Evaluation of the Neurocritical Care Insulin Infusion Protocol within the University of Utah Neurocritical Care Unit

ABSTRACT

Background

There are no generally recognized guidelines regarding insulin therapy in neurologically injured patients. Utilizing a protocol that results in high rates of hyperglycemia or hypoglycemia can be extremely harmful in this patient population. The University of Utah updated their insulin infusion protocol in December 2015. Since that time, no quality assurance studies have been done to ensure the chosen glucose range of 121-180mg/dL is safe for this population.

Methods

We will be performing a retrospective chart review to determine the rate of hypoglycemia (blood glucose <80mg/dL) among all patients placed on an insulin drip from December 2015 until July 2019. The electronic medical record (EMR) will be used to identify patients who meet the inclusion criteria. We will calculate the frequency of hypoglycemia (glucose <80mg/dL) among our population. We will also evaluate the level of compliance in following the protocol (100% of the time, 75-99% of the time, 50-74% of the time, or <50% of the time). If the rate of hypoglycemia is >5%, we plan to revise the protocol.

Results

Data was available for 77 patients. 24 patients (31.2%) experienced hypoglycemia (BG <80). The protocol was followed at least 75% of the time in 8 of the 24 hypoglycemic patients. The protocol was followed <50% of the time in 9 of those patients, and 50-75% of the time in 7 patients. Overall adherence to the protocol was low with the protocol being followed <50% in 29.4% of patients. The average time to normoglycemia once placed on the protocol was 5.63 hours, with a range of 2 to 18 hours. The median duration of the insulin drip protocol was 13 hours, with a range of 4 to 105 hours.

Conclusions

Given the high rate of hypoglycemic events when the protocol was followed correctly, we plan on adjusting the insulin infusion protocol so that the rate of insulin is decreased once the patient falls below a blood glucose of 140 rather than 120. Additionally, we plan to implement extra training so that the protocol is followed more accurately. 

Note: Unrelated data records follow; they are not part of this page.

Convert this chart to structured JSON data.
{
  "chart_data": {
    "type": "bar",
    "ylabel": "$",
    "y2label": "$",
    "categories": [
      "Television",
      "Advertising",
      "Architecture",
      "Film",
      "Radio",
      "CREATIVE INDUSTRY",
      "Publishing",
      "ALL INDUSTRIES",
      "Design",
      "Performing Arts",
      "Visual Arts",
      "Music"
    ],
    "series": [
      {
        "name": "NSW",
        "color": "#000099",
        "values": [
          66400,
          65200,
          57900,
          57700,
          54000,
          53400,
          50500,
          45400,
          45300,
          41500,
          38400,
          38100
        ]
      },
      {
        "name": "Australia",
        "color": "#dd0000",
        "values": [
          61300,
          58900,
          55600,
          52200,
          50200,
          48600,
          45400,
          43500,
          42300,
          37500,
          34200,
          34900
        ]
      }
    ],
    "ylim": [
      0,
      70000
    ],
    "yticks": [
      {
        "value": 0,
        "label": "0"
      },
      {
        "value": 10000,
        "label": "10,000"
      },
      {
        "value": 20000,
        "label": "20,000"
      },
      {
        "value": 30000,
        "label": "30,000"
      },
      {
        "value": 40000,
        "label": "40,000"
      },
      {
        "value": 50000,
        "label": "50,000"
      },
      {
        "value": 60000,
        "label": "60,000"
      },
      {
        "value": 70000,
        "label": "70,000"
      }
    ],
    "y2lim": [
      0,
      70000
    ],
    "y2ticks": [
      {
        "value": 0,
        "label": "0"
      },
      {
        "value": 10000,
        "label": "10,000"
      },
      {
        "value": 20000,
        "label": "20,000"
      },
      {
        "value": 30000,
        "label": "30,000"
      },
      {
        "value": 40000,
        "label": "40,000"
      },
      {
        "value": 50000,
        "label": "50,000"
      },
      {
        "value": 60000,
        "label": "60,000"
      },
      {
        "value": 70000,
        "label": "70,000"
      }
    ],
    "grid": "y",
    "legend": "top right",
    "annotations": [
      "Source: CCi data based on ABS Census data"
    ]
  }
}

Published in College of Pharmacy, Virtual Poster Session Spring 2020

Responses

  1. Wow – this is an impressive project! It is so cool that your findings were actually used to change practice. Did you get to have any input on what the extra training would look like moving forward? Amazing work, Amanda!

    1. Thanks Chelsea! I believe Chad (pharmacist in the NCCU) planned an in-service to review the protocol with the NCCU staff.

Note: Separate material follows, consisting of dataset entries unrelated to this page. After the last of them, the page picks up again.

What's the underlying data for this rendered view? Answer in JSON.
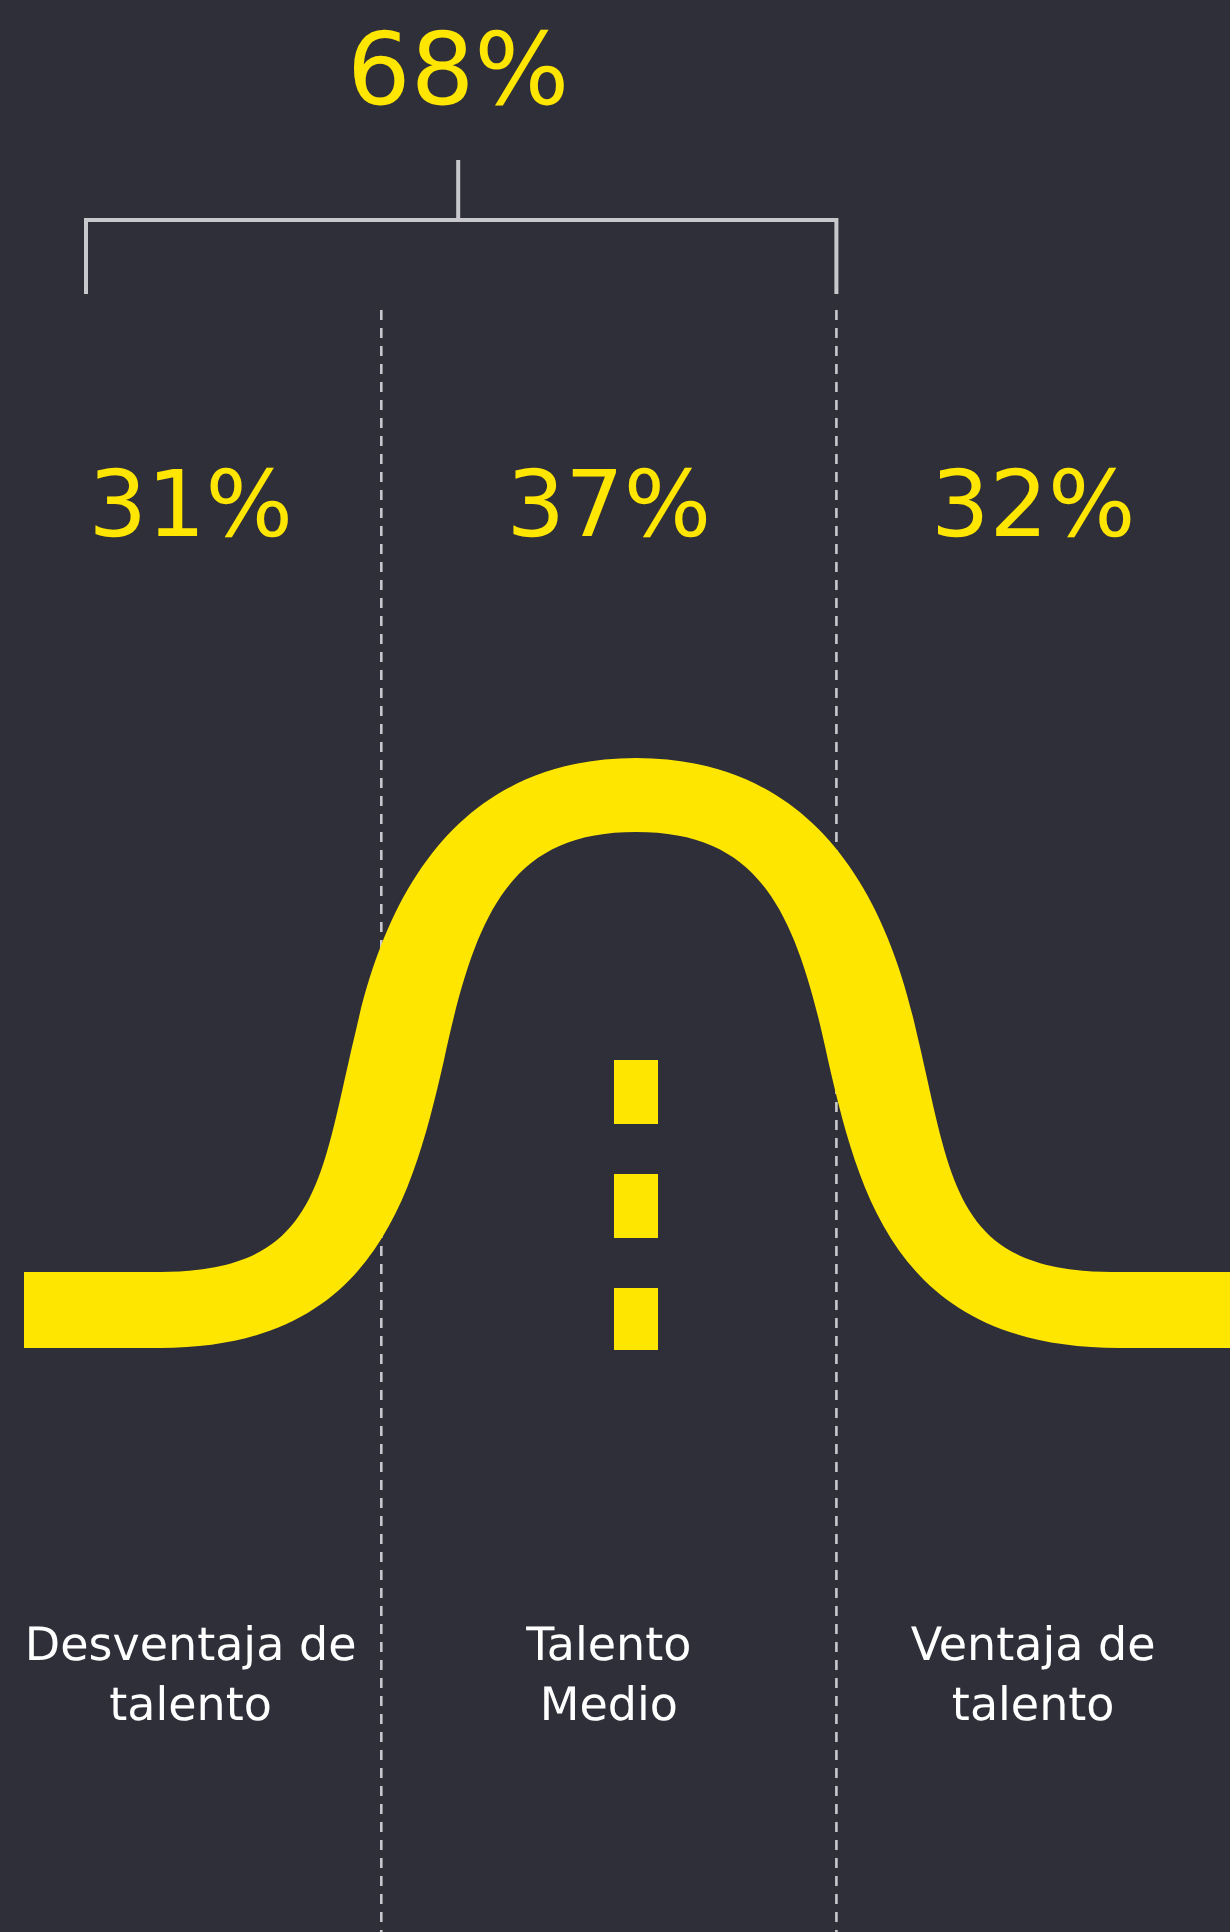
{
  "chart_data": {
    "type": "other",
    "categories": [
      "Desventaja de talento",
      "Talento Medio",
      "Ventaja de talento"
    ],
    "values": [
      31,
      37,
      32
    ],
    "value_labels": [
      "31%",
      "37%",
      "32%"
    ],
    "annotations": [
      "68%"
    ],
    "color": "#ffe600"
  }
}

    1. Yes – it’s great to see some results from all this hard work! 🙂

  2. Great work Amanda. As has already been said, it’s wonderful to see that your research/inquiry is going to make a difference in clinical practice! How does that feel? Do you have a sense as to why the protocol is not followed? Also, when it is not followed, does that mean a patient is more likely to remain hyperglycemic, or can it be that too much insulin is given and patients develop hypoglycemia as well?

    1. Hi Dr. Keefe,

      It feels great to have made a difference in clinical practice. It’s hard to say why the protocol wasn’t being followed. I’m thinking it is a lack of accurate charting and/or the nurses just weren’t sure what the protocol was. With our results, it seemed like there was a higher chance of hypoglycemia when the protocol was not followed. However, we saw a bit of both hyperglycemia and hypoglycemia.